Страница 40 из 128
Из Оленьего рва, с его покрытых кустарником и цветущими деревьями склонов веяло запахом жасмина и сирени. Вдали, как сон, обрамленный серебряной пеной брызжущих фонтанов, возвышался летний дворец королевы Анны. В слепящих лучах полуденного солнца, со своей вздутой медно-зеленой патиновой крышей, он казался гигантским сверкающим жуком.
Сердце вдруг гулко забилось в груди императорского лейб-медика. Мягкий, сонный весенний воздух, аромат цветов, играющие дети, внизу — подернутая дымкой панорама города и собор со стаями кружащих над гнездами галок — все это вновь пробудило в нем смутное предосудительное чувство, испытанное сегодня утром: неужели всю жизнь он обманывал самого себя?

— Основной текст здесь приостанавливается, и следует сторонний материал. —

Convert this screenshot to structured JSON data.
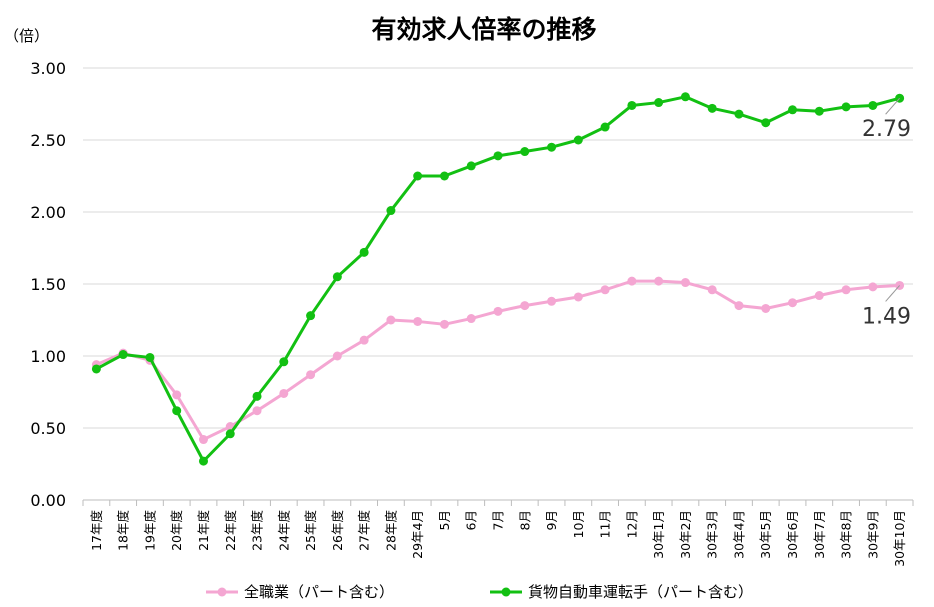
{
  "chart_data": {
    "type": "line",
    "title": "有効求人倍率の推移",
    "ylabel": "（倍）",
    "ylim": [
      0,
      3
    ],
    "yticks": [
      "0.00",
      "0.50",
      "1.00",
      "1.50",
      "2.00",
      "2.50",
      "3.00"
    ],
    "categories": [
      "17年度",
      "18年度",
      "19年度",
      "20年度",
      "21年度",
      "22年度",
      "23年度",
      "24年度",
      "25年度",
      "26年度",
      "27年度",
      "28年度",
      "29年4月",
      "5月",
      "6月",
      "7月",
      "8月",
      "9月",
      "10月",
      "11月",
      "12月",
      "30年1月",
      "30年2月",
      "30年3月",
      "30年4月",
      "30年5月",
      "30年6月",
      "30年7月",
      "30年8月",
      "30年9月",
      "30年10月"
    ],
    "series": [
      {
        "name": "全職業（パート含む）",
        "color": "#f4a6d2",
        "values": [
          0.94,
          1.02,
          0.97,
          0.73,
          0.42,
          0.51,
          0.62,
          0.74,
          0.87,
          1.0,
          1.11,
          1.25,
          1.24,
          1.22,
          1.26,
          1.31,
          1.35,
          1.38,
          1.41,
          1.46,
          1.52,
          1.52,
          1.51,
          1.46,
          1.35,
          1.33,
          1.37,
          1.42,
          1.46,
          1.48,
          1.49
        ],
        "end_label": "1.49"
      },
      {
        "name": "貨物自動車運転手（パート含む）",
        "color": "#12c012",
        "values": [
          0.91,
          1.01,
          0.99,
          0.62,
          0.27,
          0.46,
          0.72,
          0.96,
          1.28,
          1.55,
          1.72,
          2.01,
          2.25,
          2.25,
          2.32,
          2.39,
          2.42,
          2.45,
          2.5,
          2.59,
          2.74,
          2.76,
          2.8,
          2.72,
          2.68,
          2.62,
          2.71,
          2.7,
          2.73,
          2.74,
          2.79
        ],
        "end_label": "2.79"
      }
    ],
    "grid": true,
    "legend": "bottom"
  }
}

Некоторое время он наблюдал, как под ударами бича, взметая облачка пыли, вращался маленький, похожий на кеглю, серо-красный волчок, и не мог припомнить, чтобы мальчишкой когда-нибудь играл в эту веселую игру, — а вот теперь как будто упустил вместе с нею целую жизнь, полную солнечного безмятежного счастья...
Крохотные домишки, в открытые прихожие которых он заглядывал в поисках актера Зрцадло, казались вымершими.
Одна из них была перегорожена дощатой загородкой с окошками. За ней в мирное время, наверное, торговали булочками, усыпанными синими маковыми зернами, или, судя по рассохшемуся деревянному бочонку, кислым огуречным рассолом: по местному обычаю за два геллера можно было обсосать свисающий в эту жидкость кожаный ремень, проведя по нему губами не более двух раз.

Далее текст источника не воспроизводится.